Although it is efficient to use computer-generated color images as poster elements,
you always lose some fidelity in doing so. For example, the edges of letters
will blur slightly in going from a slide to a printed image or vice versa. Also,
the colors you see on your monitor are usually not what comes out on the slide
or on the final, printed poster element. You can "adjust" your monitor and check
professional color books that show what the slide film recorders will print.
However, it will not be an exact match from screen to print no matter what you
do. Automatic film recorders used to print computer images also vary from model
to model and from run to run just like photographic printing machines do. To
keep the color "true", request custom printing. A good rule of thumb is to switch
media as few times as possible
Do get a small print of your
large format poster before you print the big one to check for all these color
issues.
VII. CHECK TWO THINGS BEFORE
YOU “ASSEMBLE” THE POSTER
have others review it
for you,
Have some people look over your
poster before you call it “done”. If they are confused, it is far better to
fix it now than to lose people at the meeting. Pay particular attention to things
that may not be necessary: eliminate everything that you can!

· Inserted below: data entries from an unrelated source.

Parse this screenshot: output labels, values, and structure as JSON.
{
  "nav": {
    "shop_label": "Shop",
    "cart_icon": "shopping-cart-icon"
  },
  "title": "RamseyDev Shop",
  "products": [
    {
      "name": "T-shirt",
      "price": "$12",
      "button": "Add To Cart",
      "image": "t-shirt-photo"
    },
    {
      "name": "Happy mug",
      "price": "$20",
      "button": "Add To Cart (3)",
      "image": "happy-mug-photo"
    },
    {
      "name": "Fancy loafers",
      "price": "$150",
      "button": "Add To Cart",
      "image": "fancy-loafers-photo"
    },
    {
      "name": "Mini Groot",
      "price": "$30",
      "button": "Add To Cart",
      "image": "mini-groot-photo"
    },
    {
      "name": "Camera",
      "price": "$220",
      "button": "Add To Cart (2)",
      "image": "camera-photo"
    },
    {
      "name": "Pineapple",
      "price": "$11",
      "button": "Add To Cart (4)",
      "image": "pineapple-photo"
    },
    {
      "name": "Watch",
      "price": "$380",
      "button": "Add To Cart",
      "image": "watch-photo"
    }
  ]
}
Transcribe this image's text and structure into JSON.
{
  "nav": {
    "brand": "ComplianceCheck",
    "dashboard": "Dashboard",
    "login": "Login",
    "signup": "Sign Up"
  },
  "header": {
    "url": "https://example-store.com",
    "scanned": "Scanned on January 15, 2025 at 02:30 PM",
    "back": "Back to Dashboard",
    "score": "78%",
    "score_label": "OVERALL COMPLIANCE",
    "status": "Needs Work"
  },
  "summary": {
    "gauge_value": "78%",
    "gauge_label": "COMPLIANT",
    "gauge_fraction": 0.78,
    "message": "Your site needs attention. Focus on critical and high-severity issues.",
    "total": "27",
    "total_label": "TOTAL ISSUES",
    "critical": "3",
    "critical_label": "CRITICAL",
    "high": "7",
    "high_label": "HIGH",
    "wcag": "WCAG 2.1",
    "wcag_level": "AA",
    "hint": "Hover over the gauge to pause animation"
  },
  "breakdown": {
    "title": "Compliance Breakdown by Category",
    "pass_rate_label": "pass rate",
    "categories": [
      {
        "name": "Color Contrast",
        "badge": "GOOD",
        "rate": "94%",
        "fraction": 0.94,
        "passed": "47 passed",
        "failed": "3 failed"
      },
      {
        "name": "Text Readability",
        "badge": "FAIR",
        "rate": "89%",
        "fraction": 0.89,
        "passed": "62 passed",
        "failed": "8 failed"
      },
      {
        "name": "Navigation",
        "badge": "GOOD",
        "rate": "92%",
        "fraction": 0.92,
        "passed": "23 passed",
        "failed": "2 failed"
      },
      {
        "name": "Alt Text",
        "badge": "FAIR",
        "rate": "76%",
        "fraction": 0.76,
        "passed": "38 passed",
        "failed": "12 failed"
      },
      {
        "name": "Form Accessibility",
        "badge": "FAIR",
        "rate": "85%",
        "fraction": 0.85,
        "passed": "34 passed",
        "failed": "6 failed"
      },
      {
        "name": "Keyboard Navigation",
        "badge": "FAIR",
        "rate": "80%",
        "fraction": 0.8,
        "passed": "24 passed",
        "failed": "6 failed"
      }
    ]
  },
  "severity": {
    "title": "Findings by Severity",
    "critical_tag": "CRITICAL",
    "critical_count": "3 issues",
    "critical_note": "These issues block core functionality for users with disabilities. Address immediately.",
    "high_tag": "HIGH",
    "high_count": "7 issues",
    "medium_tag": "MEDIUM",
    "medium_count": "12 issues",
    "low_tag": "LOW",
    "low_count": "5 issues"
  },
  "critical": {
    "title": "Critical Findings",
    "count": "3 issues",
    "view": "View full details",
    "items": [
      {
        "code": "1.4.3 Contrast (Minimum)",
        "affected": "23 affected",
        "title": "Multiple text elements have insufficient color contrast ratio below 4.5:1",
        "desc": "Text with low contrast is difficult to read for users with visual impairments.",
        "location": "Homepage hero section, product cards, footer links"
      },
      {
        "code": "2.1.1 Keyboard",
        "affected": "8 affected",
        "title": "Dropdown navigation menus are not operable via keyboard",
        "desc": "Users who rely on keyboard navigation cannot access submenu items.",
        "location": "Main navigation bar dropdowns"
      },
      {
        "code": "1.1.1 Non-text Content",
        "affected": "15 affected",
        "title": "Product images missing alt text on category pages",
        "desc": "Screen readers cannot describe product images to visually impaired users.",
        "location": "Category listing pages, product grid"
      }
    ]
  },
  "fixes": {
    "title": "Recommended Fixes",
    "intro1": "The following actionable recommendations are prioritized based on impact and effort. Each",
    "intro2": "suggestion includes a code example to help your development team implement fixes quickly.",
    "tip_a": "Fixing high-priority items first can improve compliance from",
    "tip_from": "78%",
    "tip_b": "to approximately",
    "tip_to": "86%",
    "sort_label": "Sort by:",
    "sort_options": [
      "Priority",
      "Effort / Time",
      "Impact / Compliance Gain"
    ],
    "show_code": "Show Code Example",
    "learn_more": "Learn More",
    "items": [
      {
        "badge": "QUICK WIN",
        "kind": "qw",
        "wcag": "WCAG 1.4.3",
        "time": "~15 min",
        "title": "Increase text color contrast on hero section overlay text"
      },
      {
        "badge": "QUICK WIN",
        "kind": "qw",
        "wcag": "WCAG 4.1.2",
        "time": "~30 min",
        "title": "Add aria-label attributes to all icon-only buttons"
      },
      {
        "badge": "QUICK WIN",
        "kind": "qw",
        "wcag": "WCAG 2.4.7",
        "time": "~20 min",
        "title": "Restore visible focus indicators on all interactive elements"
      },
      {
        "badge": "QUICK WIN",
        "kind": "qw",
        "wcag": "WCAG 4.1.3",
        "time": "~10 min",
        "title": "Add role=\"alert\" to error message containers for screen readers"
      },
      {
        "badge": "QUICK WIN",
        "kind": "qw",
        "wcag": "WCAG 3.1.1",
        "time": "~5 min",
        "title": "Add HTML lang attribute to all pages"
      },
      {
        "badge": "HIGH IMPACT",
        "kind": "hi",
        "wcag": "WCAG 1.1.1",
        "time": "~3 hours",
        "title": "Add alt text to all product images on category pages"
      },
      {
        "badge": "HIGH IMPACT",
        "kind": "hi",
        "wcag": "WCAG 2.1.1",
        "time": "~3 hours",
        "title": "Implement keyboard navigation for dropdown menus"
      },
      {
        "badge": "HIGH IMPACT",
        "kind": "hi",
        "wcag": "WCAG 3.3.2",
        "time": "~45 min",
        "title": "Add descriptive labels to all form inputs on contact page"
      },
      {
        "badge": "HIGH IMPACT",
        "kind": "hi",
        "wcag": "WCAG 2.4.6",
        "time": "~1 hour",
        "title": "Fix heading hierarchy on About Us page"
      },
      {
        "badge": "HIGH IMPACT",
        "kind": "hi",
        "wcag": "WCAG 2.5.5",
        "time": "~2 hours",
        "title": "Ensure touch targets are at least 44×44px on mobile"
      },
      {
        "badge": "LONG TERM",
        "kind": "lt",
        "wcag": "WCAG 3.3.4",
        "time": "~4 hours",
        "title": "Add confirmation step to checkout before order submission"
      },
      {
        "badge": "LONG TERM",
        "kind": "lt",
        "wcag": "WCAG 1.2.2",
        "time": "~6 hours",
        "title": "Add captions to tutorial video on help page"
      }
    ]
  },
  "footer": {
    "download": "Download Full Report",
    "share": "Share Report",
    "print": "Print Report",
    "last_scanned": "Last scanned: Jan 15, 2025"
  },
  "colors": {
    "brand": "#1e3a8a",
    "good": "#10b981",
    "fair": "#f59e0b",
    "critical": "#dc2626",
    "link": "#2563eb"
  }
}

do take a moment for ethical
considerations.
Do follow basic rules for authorship,
citation of the literature, etc. because the consequences for ethical breaches
are quite serious (TBI,
ASPB policies).
For example, images can be touched up with Adobe Photoshop. State exactly
what modifications have been made to the images - it is very easy to alter your
own data (falsification) and you must be able to defend any and all of your
changes. Do credit others for their
work (plagiarism).
VIII. FINISHING YOUR POSTER
It is trivial to assemble a
poster once you have decided on and made all the individual elements. Be sure
to give yourself enough time to finish the poster, say 1-3 days, so you have
time to reprint it if necessary to revise color or content, or to simply get
into the printing queue!
I always take my own tacks:
I prefer the stainless steel 1/2" ones so I know the poster will stay up for
the whole meeting and that I can actually get them into the poster board.
Good luck and have fun making
your poster and showing it. Displaying your finished work is a big accomplishment
so take time to enjoy it and your interactions at the meeting. Remember that
enthusiasm is contagious. Be on time and enthusiastic about showing your poster
to colleagues at the assigned times during the meeting - it is a fine opportunity
to advertise yourself and your work!